Por primera vez desde Mamocracia (2010), Paco Calavera, Pepe Céspedes, Kikín Fernández y Alvarito abandonan (aunque con algo de truco) el formato de ‘sketches’ independientes con el que desde entonces se han presentado al público cada dos años y articulan una obra de larga duración, dividida en dos actos, que pivota sobre un mismo escenario: el ruinoso chiringuito de una localidad de un rincón cualquiera de Almería. Con los parroquianos que le dan color -y, de paso, desquician a Antonio, su propietario, que se dejó el corazón en Portugal tras una fugaz relación sentimental-, los cómicos plantean esta Los vigilantes de la plancha, a punto de despedirse de la cartelera del Cervantes, como una especie de secuela o heredera sentimental de la exitosísima Veranico azul (2014), que recuperaron de forma excepcional el pasado año tras la gira de Aquí, sufriendo (2016), su montaje más personal y, probablemente, el más incomprendido por el público.
La receta, por tanto, es conocida, y difícilmente decepcionará a los habituales, si bien ahora se presenta concentrada: se abandona el humor más físico y conceptual y se apuesta por las situaciones disparatadas y los diálogos de doble filo cargados de idiosincrasia almeriense.
Aunque con sus obras han recorrido distintos escenarios de la provincia, incluyendo los grandes auditorios y el coqueto Apolo, Calavera, Céspedes, Kikín y Alvarito han encontrado en el Cervantes el escenario ideal para jugar frente a su público: la versatilidad de la sala permite que los espectadores de parte del patio de butacas puedan seguir la obra en mesas de playa y bebida en mano, lo que facilita la ‘inmersión’ en este singular universo.
De nuevo con dirección de Kikín, un libreto coral y producción de Kuver, Los vigilantes de la plancha no requiere más que de unos pocos sencillos recursos escenográficos para crear un catálogo de seres y estares en torno al chiringuito de Antonio: la flamante coctelería que le hace la competencia, el restaurante italiano de moda, los bancos donde los vecinos pegan la hebra e incluso el mar donde se afanan en surfear como si estuvieran en Tarifa. Y he aquí donde está el truco, aunque sería más justo hablar de afortunado recurso: esta estructura les permite meteres en la piel de diferentes personajes, a los que se suman los encarnados por Leire Apellainz, Mar París y Nadia Torrijos, y recuperar el formato de piezas cortas -algunas de anteriores obras, como la cena entre el nuevo rico del Poniente y su novia del Este, ya vista en Qué ratico más bueno (2012); un auténtico clásico- que tan buen resultado les da.

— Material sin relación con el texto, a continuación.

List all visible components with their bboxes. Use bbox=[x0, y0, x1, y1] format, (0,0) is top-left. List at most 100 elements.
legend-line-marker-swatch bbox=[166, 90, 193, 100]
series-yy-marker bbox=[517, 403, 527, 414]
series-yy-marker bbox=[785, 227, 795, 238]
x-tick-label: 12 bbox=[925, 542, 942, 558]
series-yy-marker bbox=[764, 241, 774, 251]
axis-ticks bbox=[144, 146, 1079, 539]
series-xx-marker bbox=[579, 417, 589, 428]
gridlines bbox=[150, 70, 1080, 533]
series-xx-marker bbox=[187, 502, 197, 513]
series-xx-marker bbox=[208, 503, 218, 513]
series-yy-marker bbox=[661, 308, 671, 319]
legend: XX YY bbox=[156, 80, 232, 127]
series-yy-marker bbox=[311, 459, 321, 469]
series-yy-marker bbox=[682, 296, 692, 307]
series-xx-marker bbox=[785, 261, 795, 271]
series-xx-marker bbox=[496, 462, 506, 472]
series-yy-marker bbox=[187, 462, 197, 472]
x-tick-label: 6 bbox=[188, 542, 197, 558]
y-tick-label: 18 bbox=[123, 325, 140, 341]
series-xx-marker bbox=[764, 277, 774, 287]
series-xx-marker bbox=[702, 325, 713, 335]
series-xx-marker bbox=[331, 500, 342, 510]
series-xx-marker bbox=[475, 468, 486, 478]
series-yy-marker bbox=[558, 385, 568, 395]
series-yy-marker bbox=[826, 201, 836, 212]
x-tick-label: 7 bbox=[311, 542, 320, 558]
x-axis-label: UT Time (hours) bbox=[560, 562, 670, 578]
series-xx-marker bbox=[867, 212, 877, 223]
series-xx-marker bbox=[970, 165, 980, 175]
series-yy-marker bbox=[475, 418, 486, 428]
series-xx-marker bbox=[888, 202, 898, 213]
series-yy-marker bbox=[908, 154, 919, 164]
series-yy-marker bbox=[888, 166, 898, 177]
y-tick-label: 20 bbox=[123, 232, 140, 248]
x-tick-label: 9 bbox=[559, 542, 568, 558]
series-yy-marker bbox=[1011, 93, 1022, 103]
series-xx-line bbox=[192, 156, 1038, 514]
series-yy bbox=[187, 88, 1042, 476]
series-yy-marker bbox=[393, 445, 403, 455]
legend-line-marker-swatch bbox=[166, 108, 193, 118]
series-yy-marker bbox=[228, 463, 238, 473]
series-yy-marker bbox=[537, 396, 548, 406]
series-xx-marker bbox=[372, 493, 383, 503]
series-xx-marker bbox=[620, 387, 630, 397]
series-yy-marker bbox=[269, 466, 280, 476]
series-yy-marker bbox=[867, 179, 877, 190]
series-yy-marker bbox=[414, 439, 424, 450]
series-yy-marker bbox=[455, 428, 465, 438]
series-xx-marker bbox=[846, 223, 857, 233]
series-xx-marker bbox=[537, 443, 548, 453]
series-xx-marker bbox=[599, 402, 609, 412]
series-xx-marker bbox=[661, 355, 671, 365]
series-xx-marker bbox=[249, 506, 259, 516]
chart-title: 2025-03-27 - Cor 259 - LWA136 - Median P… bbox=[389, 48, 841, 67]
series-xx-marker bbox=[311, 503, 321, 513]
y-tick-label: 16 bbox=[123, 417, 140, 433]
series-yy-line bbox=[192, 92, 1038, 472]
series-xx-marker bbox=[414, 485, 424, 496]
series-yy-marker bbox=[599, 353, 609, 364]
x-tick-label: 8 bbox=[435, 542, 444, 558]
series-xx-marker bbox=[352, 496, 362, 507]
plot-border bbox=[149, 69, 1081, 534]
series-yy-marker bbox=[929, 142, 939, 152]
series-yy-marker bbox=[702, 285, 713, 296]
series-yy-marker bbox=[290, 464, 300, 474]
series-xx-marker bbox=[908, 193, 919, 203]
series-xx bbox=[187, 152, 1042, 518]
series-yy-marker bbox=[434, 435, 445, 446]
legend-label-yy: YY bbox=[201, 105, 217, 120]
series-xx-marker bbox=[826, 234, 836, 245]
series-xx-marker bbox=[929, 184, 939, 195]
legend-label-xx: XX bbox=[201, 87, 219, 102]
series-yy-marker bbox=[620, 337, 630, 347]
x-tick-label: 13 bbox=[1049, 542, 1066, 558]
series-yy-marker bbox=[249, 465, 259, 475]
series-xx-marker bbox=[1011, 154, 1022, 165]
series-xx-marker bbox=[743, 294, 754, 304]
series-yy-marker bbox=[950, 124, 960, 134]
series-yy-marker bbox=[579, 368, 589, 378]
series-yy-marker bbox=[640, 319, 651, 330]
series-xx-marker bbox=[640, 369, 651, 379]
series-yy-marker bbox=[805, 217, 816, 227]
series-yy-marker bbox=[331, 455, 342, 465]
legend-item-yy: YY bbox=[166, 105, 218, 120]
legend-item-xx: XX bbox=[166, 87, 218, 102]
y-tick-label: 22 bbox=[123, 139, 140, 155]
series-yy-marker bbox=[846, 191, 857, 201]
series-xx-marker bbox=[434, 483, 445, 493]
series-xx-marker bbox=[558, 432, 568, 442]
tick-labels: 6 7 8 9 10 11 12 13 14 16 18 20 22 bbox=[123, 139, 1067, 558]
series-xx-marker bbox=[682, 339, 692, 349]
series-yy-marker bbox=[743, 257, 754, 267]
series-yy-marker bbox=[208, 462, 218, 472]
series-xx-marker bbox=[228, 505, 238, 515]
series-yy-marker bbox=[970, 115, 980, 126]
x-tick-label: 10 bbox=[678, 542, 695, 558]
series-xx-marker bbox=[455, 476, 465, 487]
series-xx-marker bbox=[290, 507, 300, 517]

Eso durante la primera parte, porque tras el descanso el espectáculo adquiere tintes vodevilescos para mantenerse hasta el desenlace final en los dominios del chiringuito de Antonio. El segundo acto está más trabajado y es más divertido, aunque haya quien vea en esa renuncia a la sucesión de ‘sketches’ una caída de ritmo.
Los vigilantes de la plancha demuestra que cuando algo funciona apenas hay que tocar un par de teclas para afinar y mejorar la fórmula. Aquí, la tecla es Nadia Torrijos, espectacular en Veranico azul y ahora deslumbrante: la actriz, que acaba de debutar en cine con un papelito en Abracadabra, de Pablo Berger, está enorme en todas sus creaciones. Sus momentos con Calavera (¡ese peluquero gay y esa abuela lenguaraz!) son oro puro. El grupo -o la compañía, porque esto es en lo que se han convertido durante esta década- son conscientes; de hecho, Kikín y Alvarito han sabido dar un inteligente paso atrás para afianzarse como secundarios de lujo y dejar que brille una de las mujeres que mejor viste en España el traje de la comedia.
¿Exagerado? Solo tienen dos ocasiones para comprobarlo: la obra, vista ya por 3.000 espectadores, ofrece hoy sábado y el próximo jueves 12 de agosto sus últimas funciones.